Informação que não teve o devido destaque na grande imprensa, exceto sua republicação na Revista Veja, Blog do Augusto Nunes.]
 
A estratégia negacionista destina-se a evitar a discussão do conteúdo das mensagens que se transformaram em denúncia de parcialidade. Coisa parecida fez o PT quando a Lava Jato começou a expor seus malfeitos. Não só o fim justificava os meios, como era tudo uma conspiração que chegava ao braço clandestino do governo americano. Lula acabou na cadeia e continua repetindo a mesma cantilena. Trata-se de converter todas as questões a um jogo de sim ou não. Se a pessoa acredita em Lula, deve acreditar numa conspiração. Se uma pessoa acredita em Moro e no coletivo da Lava Jato, deve acreditar noutra conspiração. A ideia deu errado para o PT e está dando errado para Moro. Cinquenta e oito por cento dos entrevistados pelo Datafolha consideraram inadequada sua conduta. Enquanto isso, a percentagem de pessoas que consideram justa a condenação de Lula está em 54%, o mesmo patamar de abril, quando as armações reveladas pelo Intercept eram desconhecidas. Muita gente concorda com as sentenças e condena o comportamento de Moro. O mundo de sim e não só existe na cabeça de quem quer receber atestados de onipotência ou de infalibilidade.

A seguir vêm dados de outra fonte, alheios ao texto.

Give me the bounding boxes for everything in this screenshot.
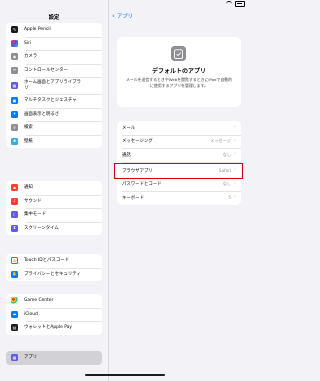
sidebar-group-security: ◎ Touch IDとパスコード ✋ プライバシーとセキュリティ xyxy=(6,254,102,281)
sidebar-item-search[interactable]: ⚲ 検索 xyxy=(6,121,102,135)
row-value: なし xyxy=(222,151,231,157)
row-keyboards[interactable]: キーボード 5 › xyxy=(117,191,241,205)
sidebar-item-apple-pencil[interactable]: ✎ Apple Pencil xyxy=(6,23,102,37)
back-button[interactable]: ‹ アプリ xyxy=(112,12,133,20)
checklist-icon xyxy=(174,48,183,59)
sidebar: 設定 ✎ Apple Pencil Siri ◉ カメラ ≡ コントロールセンタ… xyxy=(0,0,109,381)
sidebar-group-general: ✎ Apple Pencil Siri ◉ カメラ ≡ コントロールセンター ▦… xyxy=(6,23,102,148)
highlight-box xyxy=(114,163,243,179)
sidebar-item-label: ホーム画面とアプリライブラリ xyxy=(24,80,81,91)
multitask-icon: ▣ xyxy=(11,97,18,105)
row-mail[interactable]: メール › xyxy=(117,121,241,135)
sidebar-item-wallet[interactable]: ▤ ウォレットとApple Pay xyxy=(6,321,102,335)
sidebar-item-label: Apple Pencil xyxy=(24,27,51,33)
sidebar-item-label: ウォレットとApple Pay xyxy=(24,325,72,331)
moon-icon: ☾ xyxy=(11,211,18,219)
sidebar-group-accounts: Game Center ☁ iCloud ▤ ウォレットとApple Pay xyxy=(6,294,102,335)
battery-icon xyxy=(235,1,245,7)
control-center-icon: ≡ xyxy=(11,66,18,74)
chevron-right-icon: › xyxy=(234,151,236,158)
sidebar-item-label: Touch IDとパスコード xyxy=(24,258,70,264)
sidebar-item-home-screen[interactable]: ▦ ホーム画面とアプリライブラリ xyxy=(6,77,102,94)
cloud-icon: ☁ xyxy=(11,310,18,318)
page-description: メールを送信するときやWebを閲覧するときにiPadで自動的に使用するアプリを管… xyxy=(125,77,233,88)
sidebar-item-label: Siri xyxy=(24,40,32,46)
sidebar-item-sounds[interactable]: ♪ サウンド xyxy=(6,194,102,209)
sidebar-item-wallpaper[interactable]: ❀ 壁紙 xyxy=(6,134,102,149)
sidebar-item-siri[interactable]: Siri xyxy=(6,36,102,51)
sidebar-item-label: サウンド xyxy=(24,198,42,204)
game-center-icon xyxy=(11,297,18,305)
chevron-right-icon: › xyxy=(234,180,236,187)
chevron-right-icon: › xyxy=(234,194,236,201)
sidebar-item-label: 検索 xyxy=(24,125,33,131)
sidebar-item-notifications[interactable]: ▪ 通知 xyxy=(6,181,102,195)
sound-icon: ♪ xyxy=(11,197,18,205)
chevron-right-icon: › xyxy=(234,137,236,144)
row-value: 5 xyxy=(228,195,231,201)
sidebar-item-label: カメラ xyxy=(24,54,38,60)
wallpaper-icon: ❀ xyxy=(11,137,18,145)
sidebar-item-camera[interactable]: ◉ カメラ xyxy=(6,50,102,64)
row-label: メッセージング xyxy=(122,139,153,145)
home-screen-icon: ▦ xyxy=(11,82,18,89)
sidebar-item-label: 通知 xyxy=(24,185,33,191)
row-label: メール xyxy=(122,125,136,131)
wallet-icon: ▤ xyxy=(11,324,18,332)
row-calls[interactable]: 通話 なし › xyxy=(117,148,241,162)
sidebar-item-label: iCloud xyxy=(24,311,38,317)
sidebar-item-touch-id[interactable]: ◎ Touch IDとパスコード xyxy=(6,254,102,268)
sidebar-item-label: プライバシーとセキュリティ xyxy=(24,271,81,277)
sidebar-item-privacy[interactable]: ✋ プライバシーとセキュリティ xyxy=(6,267,102,282)
sidebar-group-notifications: ▪ 通知 ♪ サウンド ☾ 集中モード ⧗ スクリーンタイム xyxy=(6,181,102,235)
sidebar-item-label: 集中モード xyxy=(24,212,46,218)
brightness-icon: ☀ xyxy=(11,110,18,118)
back-button-label: アプリ xyxy=(116,14,133,20)
hourglass-icon: ⧗ xyxy=(11,224,18,232)
chevron-right-icon: › xyxy=(234,124,236,131)
pencil-icon: ✎ xyxy=(11,26,18,34)
hand-icon: ✋ xyxy=(11,270,18,278)
sidebar-item-label: スクリーンタイム xyxy=(24,225,59,231)
sidebar-item-multitasking[interactable]: ▣ マルチタスクとジェスチャ xyxy=(6,94,102,108)
sidebar-item-focus[interactable]: ☾ 集中モード xyxy=(6,208,102,222)
default-apps-icon xyxy=(171,46,186,61)
sidebar-item-label: 画面表示と明るさ xyxy=(24,111,60,117)
siri-icon xyxy=(11,39,18,47)
status-icons xyxy=(226,1,245,7)
sidebar-item-game-center[interactable]: Game Center xyxy=(6,294,102,308)
row-label: キーボード xyxy=(122,195,144,201)
search-icon: ⚲ xyxy=(11,124,18,132)
sidebar-title: 設定 xyxy=(48,15,60,21)
default-apps-header-card: デフォルトのアプリ メールを送信するときやWebを閲覧するときにiPadで自動的… xyxy=(117,37,241,107)
chevron-left-icon: ‹ xyxy=(112,11,115,20)
fingerprint-icon: ◎ xyxy=(11,257,18,265)
sidebar-group-apps: ▦ アプリ xyxy=(6,351,102,365)
sidebar-item-apps[interactable]: ▦ アプリ xyxy=(6,351,102,365)
row-label: 通話 xyxy=(122,152,131,158)
row-label: パスワードとコード xyxy=(122,182,162,188)
sidebar-item-display[interactable]: ☀ 画面表示と明るさ xyxy=(6,107,102,122)
row-messaging[interactable]: メッセージング メッセージ › xyxy=(117,134,241,149)
sidebar-item-label: コントロールセンター xyxy=(24,67,68,73)
row-value: メッセージ xyxy=(210,138,231,144)
sidebar-item-label: Game Center xyxy=(24,298,54,304)
camera-icon: ◉ xyxy=(11,53,18,61)
bell-icon: ▪ xyxy=(11,184,18,192)
sidebar-item-icloud[interactable]: ☁ iCloud xyxy=(6,307,102,322)
sidebar-item-control-center[interactable]: ≡ コントロールセンター xyxy=(6,63,102,78)
sidebar-item-label: アプリ xyxy=(24,355,38,361)
sidebar-item-label: マルチタスクとジェスチャ xyxy=(24,98,77,104)
sidebar-item-screen-time[interactable]: ⧗ スクリーンタイム xyxy=(6,221,102,236)
row-value: なし xyxy=(222,181,231,187)
page-title: デフォルトのアプリ xyxy=(151,68,206,75)
apps-icon: ▦ xyxy=(11,354,18,362)
sidebar-item-label: 壁紙 xyxy=(24,138,33,144)
wifi-icon xyxy=(226,1,232,6)
screen: 10:20 設定 ✎ Apple Pencil Siri ◉ カメラ ≡ コント… xyxy=(0,0,250,381)
row-passwords[interactable]: パスワードとコード なし › xyxy=(117,177,241,192)
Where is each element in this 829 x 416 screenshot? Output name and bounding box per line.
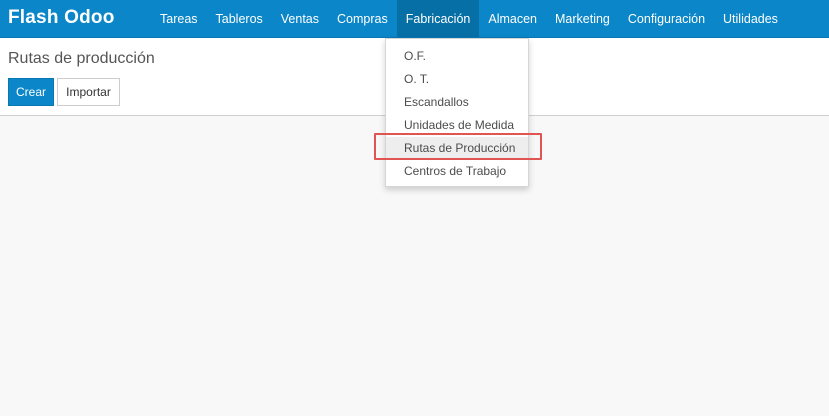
menu-item-tableros[interactable]: Tableros — [207, 0, 272, 37]
menu-item-ventas[interactable]: Ventas — [272, 0, 328, 37]
app-brand[interactable]: Flash Odoo — [8, 7, 115, 29]
menu-item-compras[interactable]: Compras — [328, 0, 397, 37]
main-menu: Tareas Tableros Ventas Compras Fabricaci… — [151, 0, 787, 37]
menu-item-marketing[interactable]: Marketing — [546, 0, 619, 37]
import-button[interactable]: Importar — [57, 78, 120, 106]
top-navbar: Flash Odoo Tareas Tableros Ventas Compra… — [0, 0, 829, 38]
dropdown-item-of[interactable]: O.F. — [386, 45, 528, 68]
fabricacion-dropdown-menu: O.F. O. T. Escandallos Unidades de Medid… — [385, 38, 529, 187]
menu-item-fabricacion[interactable]: Fabricación — [396, 0, 480, 37]
menu-item-configuracion[interactable]: Configuración — [619, 0, 714, 37]
page-title: Rutas de producción — [8, 50, 155, 67]
dropdown-item-centros-de-trabajo[interactable]: Centros de Trabajo — [386, 160, 528, 183]
dropdown-item-unidades-de-medida[interactable]: Unidades de Medida — [386, 114, 528, 137]
create-button[interactable]: Crear — [8, 78, 54, 106]
menu-item-utilidades[interactable]: Utilidades — [714, 0, 787, 37]
dropdown-item-rutas-de-produccion[interactable]: Rutas de Producción — [386, 137, 528, 160]
menu-item-tareas[interactable]: Tareas — [151, 0, 207, 37]
menu-item-almacen[interactable]: Almacen — [479, 0, 546, 37]
dropdown-item-escandallos[interactable]: Escandallos — [386, 91, 528, 114]
dropdown-item-ot[interactable]: O. T. — [386, 68, 528, 91]
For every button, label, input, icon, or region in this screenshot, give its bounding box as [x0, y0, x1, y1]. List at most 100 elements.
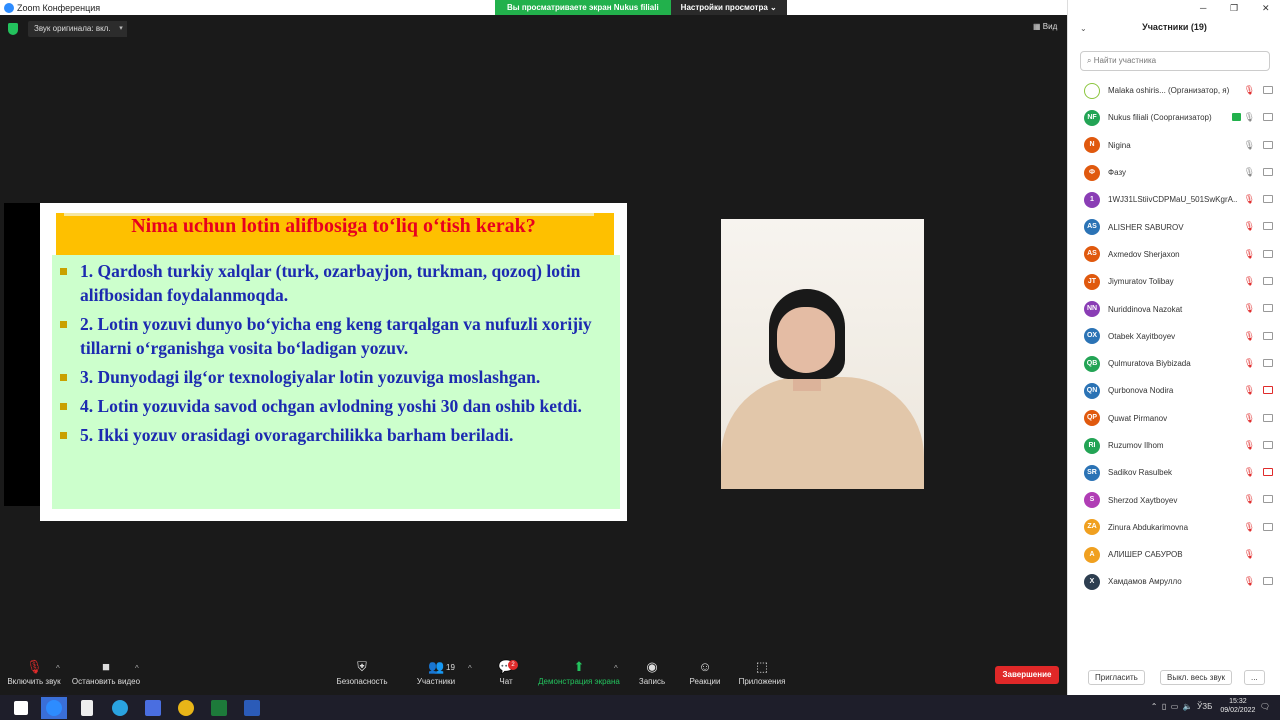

Até hoje não apareceu um só fato relevante que permita duvidar da autenticidade das mensagens reveladas pelo Intercept. Verificações parciais confirmaram a veracidade de alguns textos. Num caso, uma procuradora disse que não se reconhecia num diálogo. O Intercept mostrou de forma convincente como conseguiu identificá-la. Até agora o material divulgado reuniu centenas de informações que poderiam demonstrar uma fraude. Bastaria um conflito cronológico para que a névoa que hoje paira sobre Moro se mudasse para cima do Intercept. Em 1983 a revista alemã Stern comprou por milhões de marcos os “Diários de Hitler”. Um renomado historiador atestou a autenticidade dos manuscritos. Na primeira hora surgiu uma pergunta: como Hitler poderia ter escrito as entradas dos dias seguintes ao 20 de julho de 1944, quando sofreu um atentado e foi ferido no braço? Daí em diante, testes químicos e investigações paralelas mostraram que o diário era uma fraude.

No caso das mensagens do Intercept não há um manuscrito, e as conversas poderiam ter sido editadas. Vá lá, que seja. Mas Moro não lembra de nada, nadinha. Como ministro da Justiça, tornou-se um figurante de eventos, até mesmo vestindo camisas de um time de futebol. (Apesar da amnésia, Moro lembrou-se de pedir desculpas ao Movimento Brasil Livre por causa de uma indelicadeza.) Nenhum procurador se lembra de coisa alguma. O apagão coletivo zomba da inteligência alheia quando se sabe que diversas pessoas já se reconheceram nos diálogos. (O PT também não sabia das roubalheiras.)

Nunca é demais lembrar, pode-se fazer de tudo pela Lava Jato e por Sergio Moro, até mesmo sustentar ele foi imparcial. O que não se pode fazer é papel de bobo.